Party officials passed through the crowd collecting the paper ballots into plastic bins. (Unlike the old Democratic caucuses, G.O.P. caucus-goers have a secret ballot and don’t have to stand in a certain part of the room to indicate which candidate they’re supporting.) A few minutes after 7 P.M., the doors to the gym were closed. “Help us exhibit no guile towards one another,” the m.c., speaking from a microphone onstage, said. It turned out that Haley wouldn’t be the only surprise speaker. The attendees were in store for a retread of stump speeches—abbreviated to five minutes—that many of them had seen a handful of times at town halls. Asa Hutchinson was up first: “Let’s rebuke the media tonight and affirm my role in the Party.”
“O.K., our next speaker,” the Party chair said, “is . . . Donald Trump?” Trump emerged from the wings, entering, for once, with no music.
“A farmer has such incredible talent,” Trump said, about Iowa, but mostly he talked about “Crooked Joe Biden” and his exit from Afghanistan, and how Biden couldn’t have won in 2020. “You didn’t lose!” people around the precinct screamed. (In entrance polls, sixty-six per cent of Trump supporters said they didn’t think Biden had won the Presidency.)
Next was Ramaswamy, who got nearly as much applause and warmth as Trump. Then Haley was escorted in, wearing what her team has called her President Barbie pink jacket. “We built more BMWs than any place in the world. . . . We brought in five international tire companies,” she told the precinct, referring to South Carolina.
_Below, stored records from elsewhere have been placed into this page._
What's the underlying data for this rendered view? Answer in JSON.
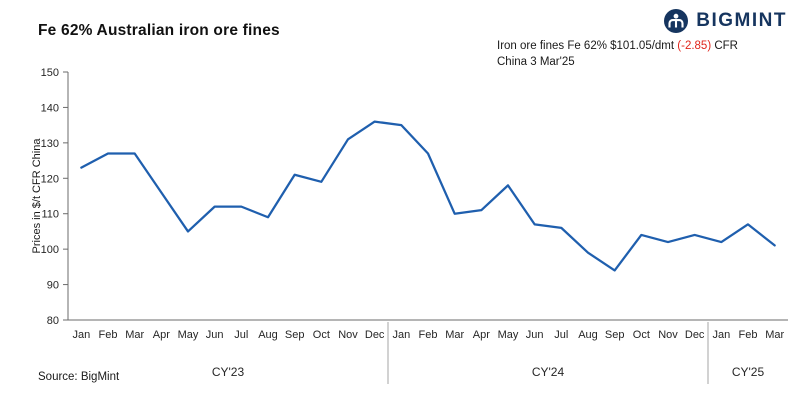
{
  "header": {
    "title": "Fe 62% Australian iron ore fines",
    "logo_text": "BIGMINT",
    "annotation": {
      "line1_prefix": "Iron ore fines Fe 62%  $101.05/dmt  ",
      "line1_change": "(-2.85)",
      "line1_suffix": " CFR",
      "line2": "China 3 Mar'25"
    }
  },
  "footer": {
    "source": "Source: BigMint"
  },
  "colors": {
    "line": "#1f5fae",
    "negative": "#e0251b",
    "brand_navy": "#16355f"
  },
  "chart_data": {
    "type": "line",
    "title": "Fe 62% Australian iron ore fines",
    "ylabel": "Prices in $/t CFR China",
    "ylim": [
      80,
      150
    ],
    "yticks": [
      80,
      90,
      100,
      110,
      120,
      130,
      140,
      150
    ],
    "line_color": "#1f5fae",
    "grid": false,
    "legend": "none",
    "groups": [
      {
        "label": "CY'23",
        "months": [
          "Jan",
          "Feb",
          "Mar",
          "Apr",
          "May",
          "Jun",
          "Jul",
          "Aug",
          "Sep",
          "Oct",
          "Nov",
          "Dec"
        ],
        "values": [
          123,
          127,
          127,
          116,
          105,
          112,
          112,
          109,
          121,
          119,
          131,
          136
        ]
      },
      {
        "label": "CY'24",
        "months": [
          "Jan",
          "Feb",
          "Mar",
          "Apr",
          "May",
          "Jun",
          "Jul",
          "Aug",
          "Sep",
          "Oct",
          "Nov",
          "Dec"
        ],
        "values": [
          135,
          127,
          110,
          111,
          118,
          107,
          106,
          99,
          94,
          104,
          102,
          104
        ]
      },
      {
        "label": "CY'25",
        "months": [
          "Jan",
          "Feb",
          "Mar"
        ],
        "values": [
          102,
          107,
          101.05
        ]
      }
    ]
  }
}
Right when Haley took the stage, the Associated Press called the caucuses for Trump, just as Haley was telling the audience they can’t complain if they don’t vote. Ron DeSantis, rather awkwardly, was the only candidate who didn’t show up to Clive; he was alone in Dubuque. The Party chair introduced Chip Roy, the congressman from Texas campaigning with DeSantis, who would give his surrogate speech: “Here’s Chip Roy, someone making a heck of a name for himself as a national conservative leader!” There would be no Party business or deliberation with neighbors. By the time the caucus captains read out the results, tallied by hand on a piece of paper, most people had filtered out.
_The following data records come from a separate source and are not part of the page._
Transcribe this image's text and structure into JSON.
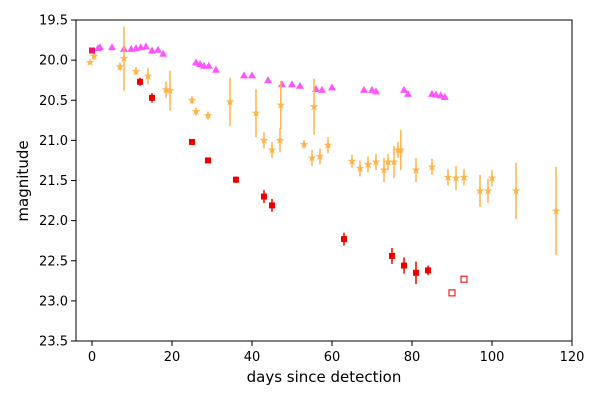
{
  "chart_data": {
    "type": "scatter",
    "xlabel": "days since detection",
    "ylabel": "magnitude",
    "xlim": [
      -4,
      120
    ],
    "ylim": [
      23.5,
      19.5
    ],
    "y_inverted": true,
    "xticks": [
      0,
      20,
      40,
      60,
      80,
      100,
      120
    ],
    "yticks": [
      19.5,
      20.0,
      20.5,
      21.0,
      21.5,
      22.0,
      22.5,
      23.0,
      23.5
    ],
    "xtick_labels": [
      "0",
      "20",
      "40",
      "60",
      "80",
      "100",
      "120"
    ],
    "ytick_labels": [
      "19.5",
      "20.0",
      "20.5",
      "21.0",
      "21.5",
      "22.0",
      "22.5",
      "23.0",
      "23.5"
    ],
    "series": [
      {
        "color": "#ff55ff",
        "marker": "triangle",
        "points": [
          {
            "x": 1.5,
            "y": 19.85
          },
          {
            "x": 2.0,
            "y": 19.84
          },
          {
            "x": 5.0,
            "y": 19.84
          },
          {
            "x": 8.0,
            "y": 19.86
          },
          {
            "x": 9.8,
            "y": 19.86
          },
          {
            "x": 11.0,
            "y": 19.85
          },
          {
            "x": 12.2,
            "y": 19.84
          },
          {
            "x": 13.5,
            "y": 19.83
          },
          {
            "x": 15.0,
            "y": 19.88
          },
          {
            "x": 16.5,
            "y": 19.87
          },
          {
            "x": 17.8,
            "y": 19.92
          },
          {
            "x": 26.0,
            "y": 20.03
          },
          {
            "x": 27.0,
            "y": 20.05
          },
          {
            "x": 28.0,
            "y": 20.07
          },
          {
            "x": 29.2,
            "y": 20.07
          },
          {
            "x": 31.0,
            "y": 20.12
          },
          {
            "x": 38.0,
            "y": 20.19
          },
          {
            "x": 40.0,
            "y": 20.19
          },
          {
            "x": 44.0,
            "y": 20.25
          },
          {
            "x": 47.5,
            "y": 20.3
          },
          {
            "x": 50.0,
            "y": 20.3
          },
          {
            "x": 52.0,
            "y": 20.32
          },
          {
            "x": 56.0,
            "y": 20.36
          },
          {
            "x": 57.5,
            "y": 20.37
          },
          {
            "x": 60.0,
            "y": 20.34
          },
          {
            "x": 68.0,
            "y": 20.37
          },
          {
            "x": 70.0,
            "y": 20.37
          },
          {
            "x": 71.0,
            "y": 20.39
          },
          {
            "x": 78.0,
            "y": 20.37
          },
          {
            "x": 79.0,
            "y": 20.42
          },
          {
            "x": 85.0,
            "y": 20.42
          },
          {
            "x": 86.0,
            "y": 20.43
          },
          {
            "x": 87.2,
            "y": 20.44
          },
          {
            "x": 88.2,
            "y": 20.46
          }
        ]
      },
      {
        "color": "#ffb347",
        "marker": "star",
        "points": [
          {
            "x": -0.5,
            "y": 20.03,
            "err": 0.0
          },
          {
            "x": 0.5,
            "y": 19.95,
            "err": 0.05
          },
          {
            "x": 7.0,
            "y": 20.08,
            "err": 0.05
          },
          {
            "x": 8.0,
            "y": 19.98,
            "err": 0.4
          },
          {
            "x": 11.0,
            "y": 20.14,
            "err": 0.05
          },
          {
            "x": 14.0,
            "y": 20.2,
            "err": 0.1
          },
          {
            "x": 18.5,
            "y": 20.37,
            "err": 0.1
          },
          {
            "x": 19.5,
            "y": 20.38,
            "err": 0.25
          },
          {
            "x": 25.0,
            "y": 20.5,
            "err": 0.05
          },
          {
            "x": 26.0,
            "y": 20.64,
            "err": 0.05
          },
          {
            "x": 29.0,
            "y": 20.69,
            "err": 0.05
          },
          {
            "x": 34.5,
            "y": 20.52,
            "err": 0.3
          },
          {
            "x": 41.0,
            "y": 20.66,
            "err": 0.3
          },
          {
            "x": 43.0,
            "y": 21.0,
            "err": 0.1
          },
          {
            "x": 45.0,
            "y": 21.12,
            "err": 0.1
          },
          {
            "x": 47.0,
            "y": 21.0,
            "err": 0.15
          },
          {
            "x": 47.2,
            "y": 20.56,
            "err": 0.3
          },
          {
            "x": 53.0,
            "y": 21.05,
            "err": 0.05
          },
          {
            "x": 55.0,
            "y": 21.22,
            "err": 0.1
          },
          {
            "x": 55.5,
            "y": 20.58,
            "err": 0.35
          },
          {
            "x": 57.0,
            "y": 21.2,
            "err": 0.1
          },
          {
            "x": 59.0,
            "y": 21.06,
            "err": 0.1
          },
          {
            "x": 65.0,
            "y": 21.26,
            "err": 0.08
          },
          {
            "x": 67.0,
            "y": 21.35,
            "err": 0.1
          },
          {
            "x": 69.0,
            "y": 21.3,
            "err": 0.1
          },
          {
            "x": 71.0,
            "y": 21.27,
            "err": 0.1
          },
          {
            "x": 73.0,
            "y": 21.37,
            "err": 0.15
          },
          {
            "x": 74.0,
            "y": 21.27,
            "err": 0.1
          },
          {
            "x": 75.5,
            "y": 21.27,
            "err": 0.2
          },
          {
            "x": 76.5,
            "y": 21.12,
            "err": 0.1
          },
          {
            "x": 77.2,
            "y": 21.12,
            "err": 0.25
          },
          {
            "x": 81.0,
            "y": 21.37,
            "err": 0.15
          },
          {
            "x": 85.0,
            "y": 21.33,
            "err": 0.1
          },
          {
            "x": 89.0,
            "y": 21.46,
            "err": 0.1
          },
          {
            "x": 91.0,
            "y": 21.47,
            "err": 0.15
          },
          {
            "x": 93.0,
            "y": 21.46,
            "err": 0.1
          },
          {
            "x": 97.0,
            "y": 21.63,
            "err": 0.2
          },
          {
            "x": 99.0,
            "y": 21.63,
            "err": 0.15
          },
          {
            "x": 100.0,
            "y": 21.47,
            "err": 0.1
          },
          {
            "x": 106.0,
            "y": 21.63,
            "err": 0.35
          },
          {
            "x": 116.0,
            "y": 21.88,
            "err": 0.55
          }
        ]
      },
      {
        "color": "#ee0000",
        "marker": "square",
        "points": [
          {
            "x": 0.0,
            "y": 19.88,
            "err": 0.03,
            "color": "#e8127a"
          },
          {
            "x": 12.0,
            "y": 20.27,
            "err": 0.05
          },
          {
            "x": 15.0,
            "y": 20.47,
            "err": 0.06
          },
          {
            "x": 25.0,
            "y": 21.02,
            "err": 0.03
          },
          {
            "x": 29.0,
            "y": 21.25,
            "err": 0.03
          },
          {
            "x": 36.0,
            "y": 21.49,
            "err": 0.04
          },
          {
            "x": 43.0,
            "y": 21.7,
            "err": 0.08
          },
          {
            "x": 45.0,
            "y": 21.81,
            "err": 0.08
          },
          {
            "x": 63.0,
            "y": 22.23,
            "err": 0.08
          },
          {
            "x": 75.0,
            "y": 22.44,
            "err": 0.1
          },
          {
            "x": 78.0,
            "y": 22.56,
            "err": 0.1
          },
          {
            "x": 81.0,
            "y": 22.65,
            "err": 0.14
          },
          {
            "x": 84.0,
            "y": 22.62,
            "err": 0.06
          }
        ]
      },
      {
        "color": "#ee2222",
        "marker": "square-open",
        "points": [
          {
            "x": 90.0,
            "y": 22.9
          },
          {
            "x": 93.0,
            "y": 22.73
          }
        ]
      }
    ]
  }
}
After months of G.O.P. candidates being photographed holding babies, eating ice cream, and gazing into hog pens, it was all over quickly. The pace was “highly disappointing and concerning,” the chair of the Iowa G.O.P. said, in a statement, remarking on how the A.P. had already called the results less than half an hour after caucus precincts had been called to order. “One of the key differences between the Iowa caucuses and a standard primary election is that Iowans have the chance to listen to Presidential candidates or their surrogates, and deliberate to make an informed decision. There was no need to rush one of the most transparent, grassroots democratic processes in the country.”